Gerald Putnam bets anew on Wall Street overhaul

14 Mar, 2011

Gerald Putnam, who seized on Wall Street rule changes more than a decade ago to turn a start-up trading network into a $3 billion public company, is once again angling to profit from a massive market overhaul.
"I do believe there is a very similar opportunity," Putnam told Reuters in his first interview since becoming chief executive last month at Chicago-based TruMarx Data Partners, which operates an energy swaps trading platform.
Putnam, 52, who is also one of TruMarx's biggest investors, thinks the start-up will benefit from new US rules that will force much of the vast over-the-counter derivatives market onto transparent trading venues.

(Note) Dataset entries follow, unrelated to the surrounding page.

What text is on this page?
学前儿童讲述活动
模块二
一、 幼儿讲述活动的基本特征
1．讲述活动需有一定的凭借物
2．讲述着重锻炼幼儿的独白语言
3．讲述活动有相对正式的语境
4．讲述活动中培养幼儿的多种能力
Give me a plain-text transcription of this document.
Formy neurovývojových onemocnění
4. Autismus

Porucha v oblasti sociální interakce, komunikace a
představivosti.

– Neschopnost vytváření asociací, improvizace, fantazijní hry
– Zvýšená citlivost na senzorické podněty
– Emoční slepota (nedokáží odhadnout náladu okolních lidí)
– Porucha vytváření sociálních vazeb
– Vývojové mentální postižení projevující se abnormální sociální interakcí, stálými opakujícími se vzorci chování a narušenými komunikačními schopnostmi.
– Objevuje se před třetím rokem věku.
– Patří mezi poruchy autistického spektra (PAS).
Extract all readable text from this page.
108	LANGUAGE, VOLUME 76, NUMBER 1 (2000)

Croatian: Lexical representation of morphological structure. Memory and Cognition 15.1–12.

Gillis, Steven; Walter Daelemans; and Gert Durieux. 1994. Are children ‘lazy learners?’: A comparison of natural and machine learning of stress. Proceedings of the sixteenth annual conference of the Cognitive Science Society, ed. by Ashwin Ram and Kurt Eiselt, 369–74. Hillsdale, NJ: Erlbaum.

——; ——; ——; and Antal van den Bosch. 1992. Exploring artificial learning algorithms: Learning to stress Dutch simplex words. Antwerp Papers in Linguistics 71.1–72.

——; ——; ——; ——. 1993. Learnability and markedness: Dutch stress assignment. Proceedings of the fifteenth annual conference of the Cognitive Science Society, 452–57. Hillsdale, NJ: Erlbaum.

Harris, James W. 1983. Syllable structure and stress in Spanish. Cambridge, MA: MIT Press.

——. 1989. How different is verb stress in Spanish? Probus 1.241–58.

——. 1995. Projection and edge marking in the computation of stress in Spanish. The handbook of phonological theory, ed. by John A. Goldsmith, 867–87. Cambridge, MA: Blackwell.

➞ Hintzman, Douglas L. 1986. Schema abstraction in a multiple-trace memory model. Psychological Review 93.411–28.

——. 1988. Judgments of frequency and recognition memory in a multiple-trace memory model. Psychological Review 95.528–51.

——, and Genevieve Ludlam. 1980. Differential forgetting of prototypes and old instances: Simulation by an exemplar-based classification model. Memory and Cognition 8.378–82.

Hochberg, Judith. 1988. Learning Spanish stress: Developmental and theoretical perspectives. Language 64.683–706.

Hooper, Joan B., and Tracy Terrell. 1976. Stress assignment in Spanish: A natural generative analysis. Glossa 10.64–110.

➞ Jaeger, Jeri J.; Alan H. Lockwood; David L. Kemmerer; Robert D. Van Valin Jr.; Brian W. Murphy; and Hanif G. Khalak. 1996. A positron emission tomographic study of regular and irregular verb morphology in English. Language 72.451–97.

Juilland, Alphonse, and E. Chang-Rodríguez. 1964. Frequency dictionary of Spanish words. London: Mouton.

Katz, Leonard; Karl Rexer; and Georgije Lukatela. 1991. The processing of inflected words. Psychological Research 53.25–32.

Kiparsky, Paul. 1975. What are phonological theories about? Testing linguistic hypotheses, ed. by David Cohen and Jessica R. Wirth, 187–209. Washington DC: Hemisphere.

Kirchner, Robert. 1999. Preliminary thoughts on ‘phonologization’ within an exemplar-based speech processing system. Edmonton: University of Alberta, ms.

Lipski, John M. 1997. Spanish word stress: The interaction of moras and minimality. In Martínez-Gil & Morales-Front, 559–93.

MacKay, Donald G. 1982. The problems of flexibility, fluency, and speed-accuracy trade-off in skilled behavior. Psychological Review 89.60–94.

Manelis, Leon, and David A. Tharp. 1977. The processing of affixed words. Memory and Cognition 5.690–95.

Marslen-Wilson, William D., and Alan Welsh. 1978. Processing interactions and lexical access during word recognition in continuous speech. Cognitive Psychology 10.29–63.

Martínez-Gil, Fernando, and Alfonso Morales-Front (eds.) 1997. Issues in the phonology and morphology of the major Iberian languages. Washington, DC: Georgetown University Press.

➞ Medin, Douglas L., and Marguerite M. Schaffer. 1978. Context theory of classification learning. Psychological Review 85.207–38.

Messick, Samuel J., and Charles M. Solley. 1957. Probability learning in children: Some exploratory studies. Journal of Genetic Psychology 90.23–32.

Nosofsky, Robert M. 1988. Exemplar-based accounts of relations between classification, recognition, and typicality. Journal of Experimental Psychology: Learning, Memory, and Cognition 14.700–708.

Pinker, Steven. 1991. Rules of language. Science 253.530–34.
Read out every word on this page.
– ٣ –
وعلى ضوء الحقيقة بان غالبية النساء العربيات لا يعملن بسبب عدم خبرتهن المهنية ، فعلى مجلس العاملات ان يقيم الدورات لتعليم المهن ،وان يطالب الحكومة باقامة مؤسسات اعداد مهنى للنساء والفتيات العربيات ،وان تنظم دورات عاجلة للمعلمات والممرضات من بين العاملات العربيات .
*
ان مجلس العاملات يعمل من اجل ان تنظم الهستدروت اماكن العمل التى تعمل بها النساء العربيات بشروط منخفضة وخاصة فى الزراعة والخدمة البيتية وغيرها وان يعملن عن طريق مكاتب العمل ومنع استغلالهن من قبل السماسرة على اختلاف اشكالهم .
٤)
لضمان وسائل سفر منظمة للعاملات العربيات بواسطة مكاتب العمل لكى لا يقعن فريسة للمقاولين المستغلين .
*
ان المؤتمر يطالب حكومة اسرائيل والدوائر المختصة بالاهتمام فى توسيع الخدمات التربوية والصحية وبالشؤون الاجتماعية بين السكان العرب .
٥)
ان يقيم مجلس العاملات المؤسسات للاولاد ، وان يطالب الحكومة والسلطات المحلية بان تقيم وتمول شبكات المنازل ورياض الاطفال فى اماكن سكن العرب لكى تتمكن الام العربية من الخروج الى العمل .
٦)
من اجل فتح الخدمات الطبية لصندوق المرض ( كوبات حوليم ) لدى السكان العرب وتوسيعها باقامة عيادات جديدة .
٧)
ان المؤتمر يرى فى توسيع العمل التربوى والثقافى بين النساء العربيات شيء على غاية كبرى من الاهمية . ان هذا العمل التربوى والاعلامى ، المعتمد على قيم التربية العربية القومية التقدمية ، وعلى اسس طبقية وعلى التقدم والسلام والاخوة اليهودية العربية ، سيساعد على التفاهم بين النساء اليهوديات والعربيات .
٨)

But he said proposed rules for swaps trading venues, aimed at safeguarding the financial system against future crises, could stifle markets. Several dealers and traders sounded the same warning in comments earlier this week on the Commodity Futures Trading Commission's proposed rules for so-called swap execution facilities, one of the most hotly contested areas of the Dodd-Frank financial reform law.
The Securities and Exchange Commission has also proposed rules for SEFs that allow for more flexibility. Putnam co-founded Archipelago Holdings Inc in 1997, just as the SEC was rewriting rules that sparked competition among trading venues.